SKOK Wołomin to tylko jedna z instytucji finansowych, które upadły w ciągu ostatnich trzech lat. Straty z tego tytułu sięgają ok. 9 miliardów złotych  – zwrócił uwagę Marcin Karliński.

– W ciągu dosłownie trzech lat, od końcówki roku 2014, upadł nie tylko SKOK Wołomin, upadł nie tylko SKOK Wspólnota, ale upadło dalszych 13 czy 14 kas SKOK i upadły 2 czy 3 banki spółdzielcze dużej wielkości. To są straty społeczne sięgające już w tej chwili z samego BFG blisko 7 miliardów złotych. Wliczając w to jeszcze przejęcia (bo nie wszystko skończyło się upadłością) części kas przez banki, to zamknęlibyśmy się w realnych kosztach gdzieś na poziomie 9 miliardów złotych. To są ogromne starty społeczne, bo te pieniądze ktoś ukradł społeczeństwu – zaznaczył.

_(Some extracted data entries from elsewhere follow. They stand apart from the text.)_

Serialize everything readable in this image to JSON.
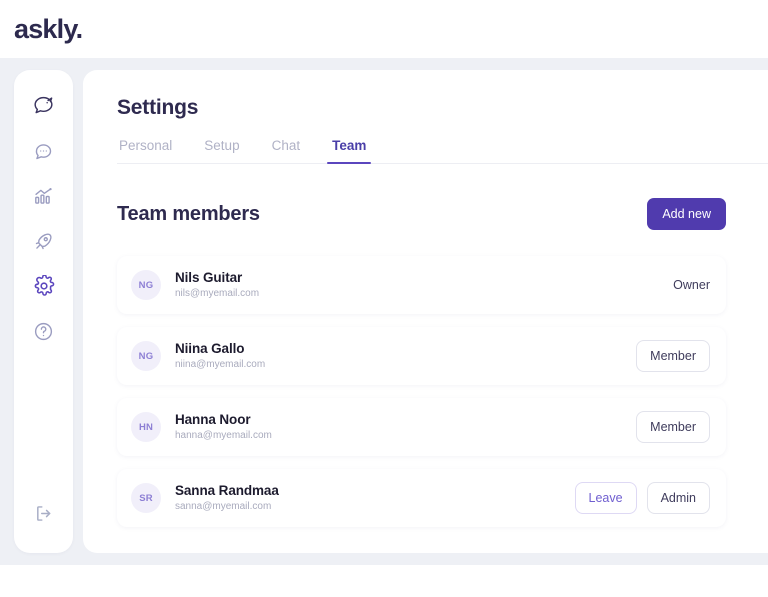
{
  "brand": {
    "logo_text": "askly",
    "logo_dot": "."
  },
  "sidebar": {
    "items": [
      {
        "icon": "askly-bird-logo-icon",
        "label": "Askly"
      },
      {
        "icon": "chat-bubble-icon",
        "label": "Chat"
      },
      {
        "icon": "analytics-bar-chart-icon",
        "label": "Statistics"
      },
      {
        "icon": "rocket-icon",
        "label": "Campaigns"
      },
      {
        "icon": "gear-icon",
        "label": "Settings",
        "active": true
      },
      {
        "icon": "help-circle-icon",
        "label": "Help"
      }
    ],
    "bottom": {
      "icon": "logout-icon",
      "label": "Log out"
    }
  },
  "header": {
    "title": "Settings"
  },
  "tabs": [
    {
      "label": "Personal",
      "active": false
    },
    {
      "label": "Setup",
      "active": false
    },
    {
      "label": "Chat",
      "active": false
    },
    {
      "label": "Team",
      "active": true
    }
  ],
  "team": {
    "section_title": "Team members",
    "add_button": "Add new",
    "members": [
      {
        "initials": "NG",
        "name": "Nils Guitar",
        "email": "nils@myemail.com",
        "role_label": "Owner",
        "role_style": "plain"
      },
      {
        "initials": "NG",
        "name": "Niina Gallo",
        "email": "niina@myemail.com",
        "role_label": "Member",
        "role_style": "outline"
      },
      {
        "initials": "HN",
        "name": "Hanna Noor",
        "email": "hanna@myemail.com",
        "role_label": "Member",
        "role_style": "outline"
      },
      {
        "initials": "SR",
        "name": "Sanna Randmaa",
        "email": "sanna@myemail.com",
        "leave_label": "Leave",
        "role_label": "Admin",
        "role_style": "outline-with-leave"
      }
    ]
  },
  "colors": {
    "accent": "#503bae",
    "accent_light": "#6f5ed0",
    "page_background": "#eef0f5",
    "text_dark": "#2e2a4f",
    "text_muted": "#a9abbd",
    "avatar_bg": "#f1effa"
  }
}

O to, kto stał za aferą SKOK Wołomin, należy pytać senatora Grzegorza Biereckiego, który swego czasu twierdził, że winnych wyprowadzenia pieniędzy należy szukać wśród funkcjonariuszy WSI – ocenił prezes Stowarzyszenia Spółdzielczości Finansowej im. św. Michała.

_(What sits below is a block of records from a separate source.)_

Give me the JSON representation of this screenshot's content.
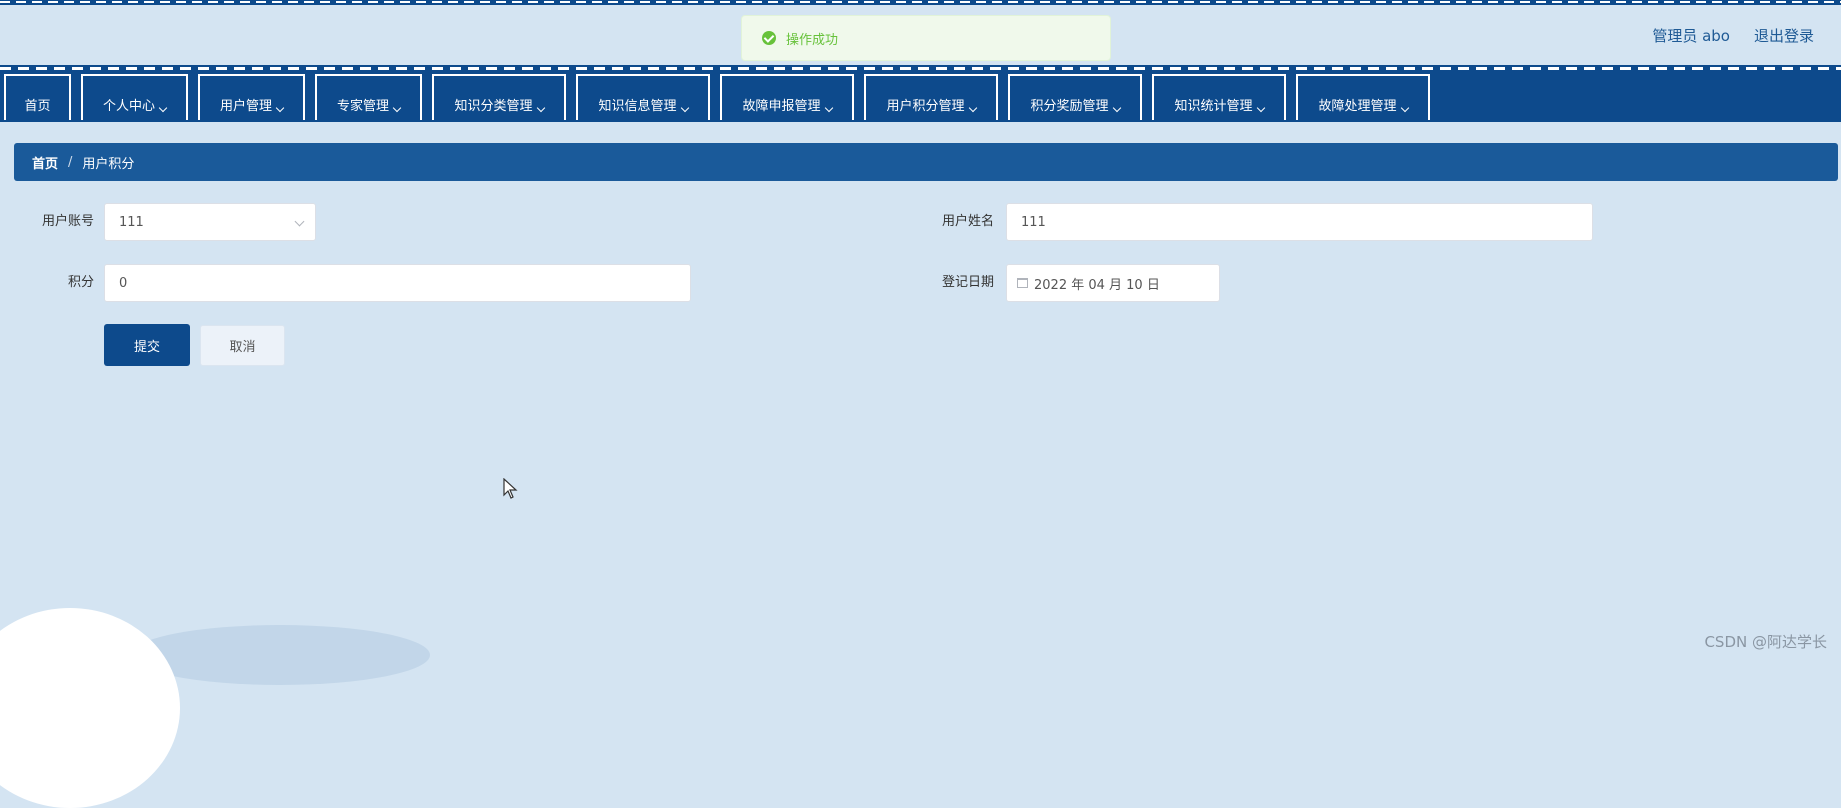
{
  "toast": {
    "text": "操作成功"
  },
  "user": {
    "role_name": "管理员 abo",
    "logout": "退出登录"
  },
  "nav": {
    "items": [
      {
        "label": "首页",
        "dropdown": false
      },
      {
        "label": "个人中心",
        "dropdown": true
      },
      {
        "label": "用户管理",
        "dropdown": true
      },
      {
        "label": "专家管理",
        "dropdown": true
      },
      {
        "label": "知识分类管理",
        "dropdown": true
      },
      {
        "label": "知识信息管理",
        "dropdown": true
      },
      {
        "label": "故障申报管理",
        "dropdown": true
      },
      {
        "label": "用户积分管理",
        "dropdown": true
      },
      {
        "label": "积分奖励管理",
        "dropdown": true
      },
      {
        "label": "知识统计管理",
        "dropdown": true
      },
      {
        "label": "故障处理管理",
        "dropdown": true
      }
    ]
  },
  "breadcrumb": {
    "home": "首页",
    "separator": "/",
    "current": "用户积分"
  },
  "form": {
    "account_label": "用户账号",
    "account_value": "111",
    "name_label": "用户姓名",
    "name_value": "111",
    "points_label": "积分",
    "points_value": "0",
    "date_label": "登记日期",
    "date_value": "2022 年 04 月 10 日",
    "submit": "提交",
    "cancel": "取消"
  },
  "watermark": "CSDN @阿达学长",
  "colors": {
    "primary": "#0d4a8c",
    "background": "#d4e4f2",
    "success": "#67c23a"
  }
}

– Pierwszą znaną mi osobą publiczną, która użyła takiego hasła w piśmie urzędowym, którego nikt nie widział, jest senator Grzegorz Bierecki, który przez 20 lat był szefem centralnej kasy SKOK i nadzorował cały system SKOK do końca 2012 roku. Myślę, że on coś powinien wiedzieć na ten temat, a nikt go jeszcze przez te blisko trzy lata tej afery nie zapytał, gdzie wyparowały te pieniądze, bo nadzorca powinien mieć na ten temat wiedzę – wskazał gość „Polskiego punktu widzenia”.

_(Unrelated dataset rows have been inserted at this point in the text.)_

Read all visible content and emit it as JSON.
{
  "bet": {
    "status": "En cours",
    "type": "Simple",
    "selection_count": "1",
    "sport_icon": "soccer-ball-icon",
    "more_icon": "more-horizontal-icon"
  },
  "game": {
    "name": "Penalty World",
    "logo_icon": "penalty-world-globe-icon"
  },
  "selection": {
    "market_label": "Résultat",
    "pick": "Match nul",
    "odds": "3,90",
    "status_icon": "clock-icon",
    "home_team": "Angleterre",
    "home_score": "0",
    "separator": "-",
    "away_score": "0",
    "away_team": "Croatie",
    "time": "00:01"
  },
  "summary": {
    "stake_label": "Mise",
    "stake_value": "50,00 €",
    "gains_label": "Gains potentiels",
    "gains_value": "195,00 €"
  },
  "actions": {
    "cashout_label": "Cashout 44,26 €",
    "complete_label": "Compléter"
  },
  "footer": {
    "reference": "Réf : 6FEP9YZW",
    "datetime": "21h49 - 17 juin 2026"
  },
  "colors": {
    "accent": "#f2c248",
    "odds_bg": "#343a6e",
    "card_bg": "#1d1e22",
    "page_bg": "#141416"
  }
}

Oskarżanie WSI o szkodliwą działalność w SKOK Wołomin nie znajduje uzasadnienia w śledztwie – podkreślił Marcin Karliński.

– W zasadzie jedyną istotną osobą jest ten mityczny kapitan Piotr P., który (nie łudźmy się) nie ma takich służb, tak genialnych, żeby – wchodząc do systemu pod koniec całej operacji w 2011 czy 2012 roku – mógł doprowadzić do takich strat w sposób zupełnie niezauważalny dla nadzoru, i to dla nadzoru Kasy Krajowej, nadzoru KNF. To są pewne bajki, którymi próbuje się przykryć całą aferę. Tak naprawdę za tą aferą stały działające wtedy służby, a nie jakieś mityczne, niezidentyfikowane WSI – tłumaczył.

Prezes Stowarzyszenia Spółdzielczości Finansowej im. św. Michała odniósł się również do planowanego na środę posiedzenia rady wierzycieli SKOK Wołomin, podczas którego ma zostać omówiona sprawa pokrycia strat poniesionych przez kasę.

Forsowany przez radę wierzycieli pomysł, żeby członkowie SKOK Wołomin składali się na pokrycie strat to złodziejska filozofia, gdzie złodziej krzyczy „łapać złodzieja!” – akcentował.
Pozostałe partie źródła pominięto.